Almost a year later, the team that is making the standardized design-and-build model work well appeared before the Global Innovator's Award judges' panel to demonstrate the innovation of their partnership and its output.
GM's Director of Manufacturing Construction, John Hallman, wasted no time getting right to the results. "Trust the model, and build to the model," Hallman relates. Trust is paying off in the form of fewer change orders per construction site, as well as a decrease in field rework. "There's been a 25% decrease in field bid project costs with no overtime" for a recently project in Flint MI, Hallman offers. Flint was one of five recent plant construction cases presented to the award judges.
Safety is another benefit, Hallman adds. There's less clutter of just-in-time materials delivery, and almost no overlap of subcontractors working on a given site at any time - all because the virtual design model details each phase of a plant's development, including exact specifications for all parts, pieces and materials, so that most everything gets done on schedule, on budget and right the first time.
Ghafari Associates is the partner behind GM that spurred creation of the "3D common process" that Hallman says is "repeatable, sustainable and growing."
Bob Mauck, VP of Advanced Technologies for Ghafari, describes the firm's product on behalf of GM as a "Building Information Model," or BIM. For example, BIM has helped GM accelerate the delivery of structure steel from 10 weeks to 10 days, Mauck points out. "It eliminates reworks from the supply chain stream from master footprint to detailed model, then enhances availability and use of steel materials, and even extends to piping and sheet metal. The 'value stream' benefits all the trades involved in building a plant."
The paperless system updates project and supply data in real time. It also features an 'automated collision detector,' as Mauck terms it. "The automated collision detection allows architects and engineers the opportunity to view in 3D any interferences that would occur between various building systems, such as electrical bus lines, structural beams and HVAC and plumbing systems."
Another upside, according to Mauck, is that 3D virtual design "carries over project
information across the entire timeline and life cycle of an asset."
Hallman points to senior management at GM, which is happy about the new approach. "Executives are convinced that the use of 3D BIM catapulted their facility lean efforts toward manufacturing levels of efficiency in delivering products and facilities faster, better, at a lower cost, while creating a safer and greener work site."

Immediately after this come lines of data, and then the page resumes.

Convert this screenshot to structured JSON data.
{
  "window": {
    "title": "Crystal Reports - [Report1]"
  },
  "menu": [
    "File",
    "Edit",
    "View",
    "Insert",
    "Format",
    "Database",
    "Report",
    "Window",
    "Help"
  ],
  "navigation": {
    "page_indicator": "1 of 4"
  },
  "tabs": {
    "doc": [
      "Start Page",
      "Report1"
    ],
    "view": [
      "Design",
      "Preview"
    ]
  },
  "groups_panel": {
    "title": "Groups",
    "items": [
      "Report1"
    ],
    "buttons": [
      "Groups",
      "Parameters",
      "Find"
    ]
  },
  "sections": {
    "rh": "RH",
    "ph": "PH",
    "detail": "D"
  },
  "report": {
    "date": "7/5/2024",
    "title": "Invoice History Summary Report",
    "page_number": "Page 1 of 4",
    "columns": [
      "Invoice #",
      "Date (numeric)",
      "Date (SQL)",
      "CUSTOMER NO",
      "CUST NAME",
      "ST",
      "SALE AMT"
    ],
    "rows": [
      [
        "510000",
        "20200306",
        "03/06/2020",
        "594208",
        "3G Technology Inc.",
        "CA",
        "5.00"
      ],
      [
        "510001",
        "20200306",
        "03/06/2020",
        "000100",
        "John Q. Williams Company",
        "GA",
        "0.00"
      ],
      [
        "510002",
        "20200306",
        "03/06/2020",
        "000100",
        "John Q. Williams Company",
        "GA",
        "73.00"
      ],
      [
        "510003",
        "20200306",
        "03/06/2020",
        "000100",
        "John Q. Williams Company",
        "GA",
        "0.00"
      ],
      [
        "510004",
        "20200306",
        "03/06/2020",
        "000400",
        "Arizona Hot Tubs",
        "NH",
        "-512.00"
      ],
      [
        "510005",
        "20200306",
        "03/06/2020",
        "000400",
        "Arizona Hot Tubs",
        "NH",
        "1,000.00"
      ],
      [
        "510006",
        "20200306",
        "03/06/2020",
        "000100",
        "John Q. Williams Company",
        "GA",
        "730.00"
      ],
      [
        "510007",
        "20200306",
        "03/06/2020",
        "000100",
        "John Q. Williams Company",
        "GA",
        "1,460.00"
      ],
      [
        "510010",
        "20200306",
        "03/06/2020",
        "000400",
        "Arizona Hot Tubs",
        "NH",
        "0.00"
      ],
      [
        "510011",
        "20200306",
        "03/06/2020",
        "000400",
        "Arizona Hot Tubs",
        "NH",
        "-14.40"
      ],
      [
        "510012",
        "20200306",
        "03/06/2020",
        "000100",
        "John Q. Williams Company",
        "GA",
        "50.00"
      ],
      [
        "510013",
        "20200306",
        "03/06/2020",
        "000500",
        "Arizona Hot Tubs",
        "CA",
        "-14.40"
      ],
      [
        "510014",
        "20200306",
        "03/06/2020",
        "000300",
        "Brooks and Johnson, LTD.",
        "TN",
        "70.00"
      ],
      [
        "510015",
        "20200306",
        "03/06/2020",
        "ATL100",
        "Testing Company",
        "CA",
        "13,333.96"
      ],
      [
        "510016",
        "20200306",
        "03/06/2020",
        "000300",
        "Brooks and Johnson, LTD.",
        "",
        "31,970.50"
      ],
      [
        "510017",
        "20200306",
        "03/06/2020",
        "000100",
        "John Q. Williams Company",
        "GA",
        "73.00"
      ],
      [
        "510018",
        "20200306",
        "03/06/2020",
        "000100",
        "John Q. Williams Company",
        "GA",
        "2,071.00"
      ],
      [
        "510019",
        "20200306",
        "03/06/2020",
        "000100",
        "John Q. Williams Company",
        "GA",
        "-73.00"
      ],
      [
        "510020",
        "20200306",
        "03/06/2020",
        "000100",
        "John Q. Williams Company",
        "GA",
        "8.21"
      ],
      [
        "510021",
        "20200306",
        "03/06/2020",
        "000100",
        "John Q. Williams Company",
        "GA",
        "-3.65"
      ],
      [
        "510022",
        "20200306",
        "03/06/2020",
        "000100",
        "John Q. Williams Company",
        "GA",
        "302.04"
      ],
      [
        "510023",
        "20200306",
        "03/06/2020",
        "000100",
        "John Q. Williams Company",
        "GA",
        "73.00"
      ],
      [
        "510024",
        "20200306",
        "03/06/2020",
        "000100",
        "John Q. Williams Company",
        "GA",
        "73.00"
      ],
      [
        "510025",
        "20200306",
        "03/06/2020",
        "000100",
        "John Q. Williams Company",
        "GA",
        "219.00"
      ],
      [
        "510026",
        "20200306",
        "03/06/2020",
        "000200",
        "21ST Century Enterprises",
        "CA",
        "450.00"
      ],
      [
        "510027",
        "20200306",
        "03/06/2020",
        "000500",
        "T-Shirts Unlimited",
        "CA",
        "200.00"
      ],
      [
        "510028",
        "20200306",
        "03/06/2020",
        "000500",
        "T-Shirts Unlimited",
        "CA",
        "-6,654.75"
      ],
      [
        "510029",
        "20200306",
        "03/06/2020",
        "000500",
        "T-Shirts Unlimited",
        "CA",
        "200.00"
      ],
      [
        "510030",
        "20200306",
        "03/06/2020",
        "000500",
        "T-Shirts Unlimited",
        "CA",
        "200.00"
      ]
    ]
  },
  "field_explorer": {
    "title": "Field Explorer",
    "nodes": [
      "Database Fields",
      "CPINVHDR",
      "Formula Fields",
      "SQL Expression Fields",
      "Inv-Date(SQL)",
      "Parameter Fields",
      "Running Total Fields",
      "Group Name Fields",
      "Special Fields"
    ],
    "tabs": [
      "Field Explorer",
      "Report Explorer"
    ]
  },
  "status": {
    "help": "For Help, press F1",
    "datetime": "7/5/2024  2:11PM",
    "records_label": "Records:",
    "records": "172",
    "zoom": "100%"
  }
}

He offers metrics that fall along those lines:
FASTER
- 26% faster delivery for customer end-use
- Bi-directional data transfer: design to fabrication/install
- Structural steel mill order: 3 weeks
- HVAC install 4 weeks ahead of schedule - no field rework
BETTER
- 3D "as-builts" before construction including space protect for future equipment and maintenance
- No $$ change orders from building interferences
- Request for Information's (RFI's) reduced by 50%
- Improved trades morale with less tear-out
- Drawings extracted from 3D model
LOWER COST
- Value engineering decisions earlier using full-discipline 3D schematic model
- Owner changes: < 25% of typical Design/Build project
- Virtually no field overtime
- Zero change orders from interferences/coordination: 5+ % savings in first cost
SAFER
- Increased off-site fabrication supports:
- Reduced scrap material (sheet metal from 20% to 0%)
- Reduced lay down areas
- Less job site clutter
- Better trades coordination & sequencing (less trades overlap)
- Fewer lifts on-site and in building at same time
- Install once: rework minimized/eliminated
GREENER
- Reduced scrap: exact Bill of Materials from 3D model data (avoids over-order)

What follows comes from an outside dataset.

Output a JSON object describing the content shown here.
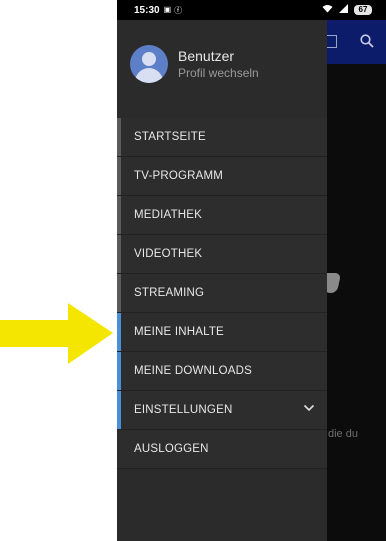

- Off-site fabrication and just-in-time installation
- Reduced site disturbance: lay down areas minimized with off-site fabrication
- Reduced energy use and emissions with shorter construction schedule, minimized overtime, reduced transportation for: incoming materials, outgoing dumpsters, construction workers and on-site construction equipment
How did virtual design and BIM move to the forefront of GM practices? GM simply took a page from its own learnings about CAD-based virtual design of cars themselves.
"This was an initiative to bring the same waste eliminating and lean 3D math-based advantages to construction that our product colleagues had achieved for vehicle development," Hallman comments.

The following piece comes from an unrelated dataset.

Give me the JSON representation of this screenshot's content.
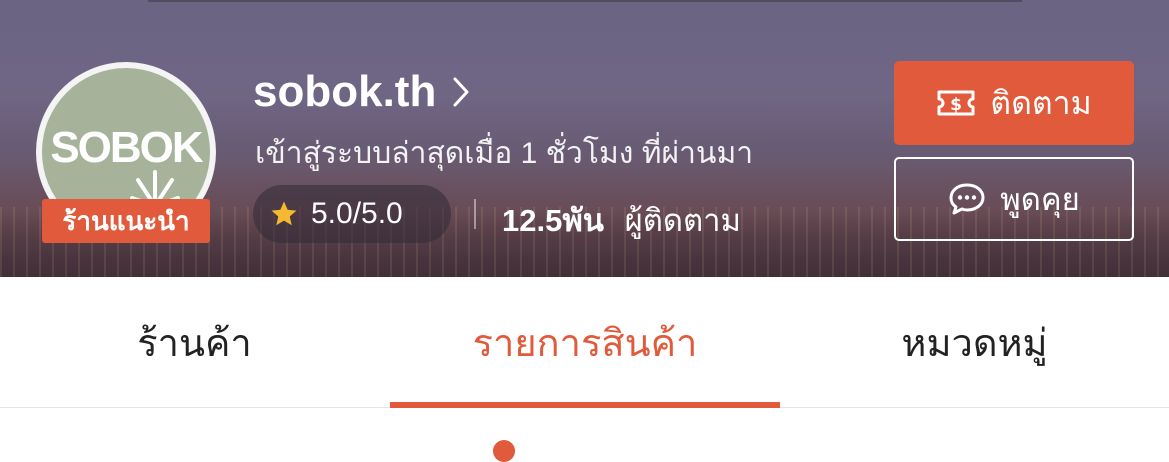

A Construction Industry Institute study shows that waste currently accounts for 26% of the manufacturing value stream vs. 57% of the construction supply chain, to which Hallman reacts, "After pioneering the techniques with the Design/Build team over multiple projects, GM WFG executives are convinced that the use of 3D BIM catapulted their facility lean efforts toward manufacturing levels of efficiency in delivering products and facilities faster, better, at a lower cost, while creating a safer and greener work site."